ANN ARBOR - North American migratory birds have been getting smaller over the past four decades and the reason appears to be related to climate change, according to findings from a University of Michigan-led analysis of a large dataset.
The dataset included 70,716 North American migratory birds from 52 species that died when they collided with buildings in Chicago, a news article from the university said.
Staff and volunteers at the Field Museum in Chicago have retrieved dead birds that collided with Chicago buildings during spring and fall migrations since 1978, the article said. Multiple body measurements are made for each specimen.
“The research team analyzed this remarkably detailed dataset to look for trends in body size and shape. The biologists found that, from 1978 through 2016, body size decreased in all 52 species, with statistically significant declines in 49 species,” the university’s article said.
North American migratory birds have been getting smaller over the past four decades and the reason appears to be related to climate change, according to findings from a University of Michigan-led analysis of a large dataset. (Photo: Field Museum/Ben
Over the same period, the wing length increased significantly in 40 species, the dataset revealed. The wing length showed a mean increase of 1.3 percent.
The findings were published on Wednesday in the journal Ecology Letters.
“We had good reason to expect that increasing temperatures would lead to reductions in body size, based on previous studies. The thing that was shocking was how consistent it was. I was incredibly surprised that all of these species are responding in such similar ways,” said study lead author Brian Weeks, an assistant professor at the U-M School for Environment and Sustainability.
The new study is the largest specimen-based analysis of body-size responses to recent warming, and it shows the most consistent large-scale responses for a diverse group of birds, Weeks said.
“Several lines of evidence suggest a causal relationship between warming temperatures and the observed declines in avian body size, according to the researchers,” the article said. “The strong evidence is that, embedded within the long-term trends of declining body size and increasing temperature, there are numerous short-term fluctuations in body size and temperature that appear to be synchronized.”

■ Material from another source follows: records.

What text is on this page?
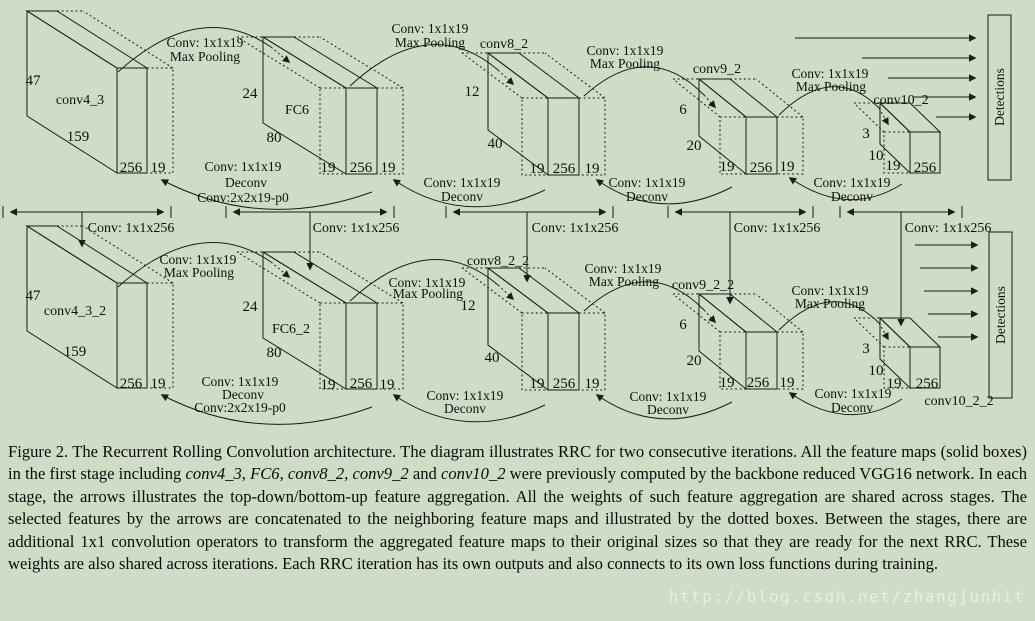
Conv: 1x1x19
Max Pooling
Conv: 1x1x19
Max Pooling
Conv: 1x1x19
Max Pooling
Conv: 1x1x19
Max Pooling
Conv: 1x1x19
Deconv
Conv:2x2x19-p0
Conv: 1x1x19
Deconv
Conv: 1x1x19
Deconv
Conv: 1x1x19
Deconv
conv4_3
47
159
256 19
FC6
24
80
256
19	19
conv8_2
12
40
256
19	19
conv9_2
6
20
256
19	19
conv10_2
3
10
256
19
Conv: 1x1x19
Max Pooling
Conv: 1x1x19
Max Pooling
Conv: 1x1x19
Max Pooling
Conv: 1x1x19
Max Pooling
Conv: 1x1x19
Deconv
Conv:2x2x19-p0
Conv: 1x1x19
Deconv
Conv: 1x1x19
Deconv
Conv: 1x1x19
Deconv
conv4_3_2
47
159
256 19
FC6_2
24
80
256
19	19
conv8_2_2
12
40
256
19	19
conv9_2_2
6
20
256
19	19
conv10_2_2
3
10
256
19
Conv: 1x1x256	Conv: 1x1x256	Conv: 1x1x256	Conv: 1x1x256	Conv: 1x1x256
Detections
Detections

Figure 2. The Recurrent Rolling Convolution architecture. The diagram illustrates RRC for two consecutive iterations. All the feature maps (solid boxes) in the first stage including conv4_3, FC6, conv8_2, conv9_2 and conv10_2 were previously computed by the backbone reduced VGG16 network. In each stage, the arrows illustrates the top-down/bottom-up feature aggregation. All the weights of such feature aggregation are shared across stages. The selected features by the arrows are concatenated to the neighboring feature maps and illustrated by the dotted boxes. Between the stages, there are additional 1x1 convolution operators to transform the aggregated feature maps to their original sizes so that they are ready for the next RRC. These weights are also shared across iterations. Each RRC iteration has its own outputs and also connects to its own loss functions during training.

http://blog.csdn.net/zhangjunhit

“Periods of rapid warming are followed really closely by periods of decline in body size, and vice versa,” Weeks said. “Being able to show that kind of detail in a morphological study is unique to our paper, as far as I know, and it’s entirely due to the quality of the dataset that David Willard generated.”
The senior author is Benjamin Winger of the U-M Department of Ecology and Evolutionary Biology and the Museum of Zoology. Weeks worked on the project as a postdoctoral researcher in Winger’s lab. Co-authors include David E. Willard, the Field Museum ornithologist and collections manager emeritus.
“It’s really been a herculean effort on the part of Dave and others at the Field Museum, including co-author Mary Hennen, to get such valuable data from birds that might otherwise have been discarded after they died from building collisions,” Winger said.
The body size of the birds decreased significantly as temperatures warmed, the data analysis revealed. Temperatures at the birds’ summer breeding grounds north of Chicago increased around 1.8 degrees Fahrenheit over the course of the study.
Studies of plant and animal response to climate change often focus on shifts in the geographical range of a species or the timing of events such as springtime flowering and migration. The consistency of the body-size declines reported in the new study suggests that such changes should be added to the list of challenges facing wildlife in a rapidly warming world, Weeks said, according to the article.
“It’s clear that there’s a third component—changes in body size and shape—that’s probably going to interact with changes in range and changes in timing to determine how effectively a species can respond to climate change,” he said.
“Long-distance bird migration is one of the most impressive feats in the animal kingdom. The extreme energetic demands of flying thousands of miles have shaped the morphology of migrating birds—their form and structure—for efficient flight,” the article said.
The authors of the Ecology Letters paper suggest that the body-size reductions are a response to climate warming and that increased wing length may help offset the body-mass losses, the article said.
The researchers plan to do follow-up project that will again make use of the Field Museum dataset. They’ll look further into the mechanism behind the body size and shape changes and whether they are the result of a process called developmental plasticity, which is the ability of an individual to modify its development in response to changing environmental conditions, according to the university’s article.
This story was reported from Los Angeles.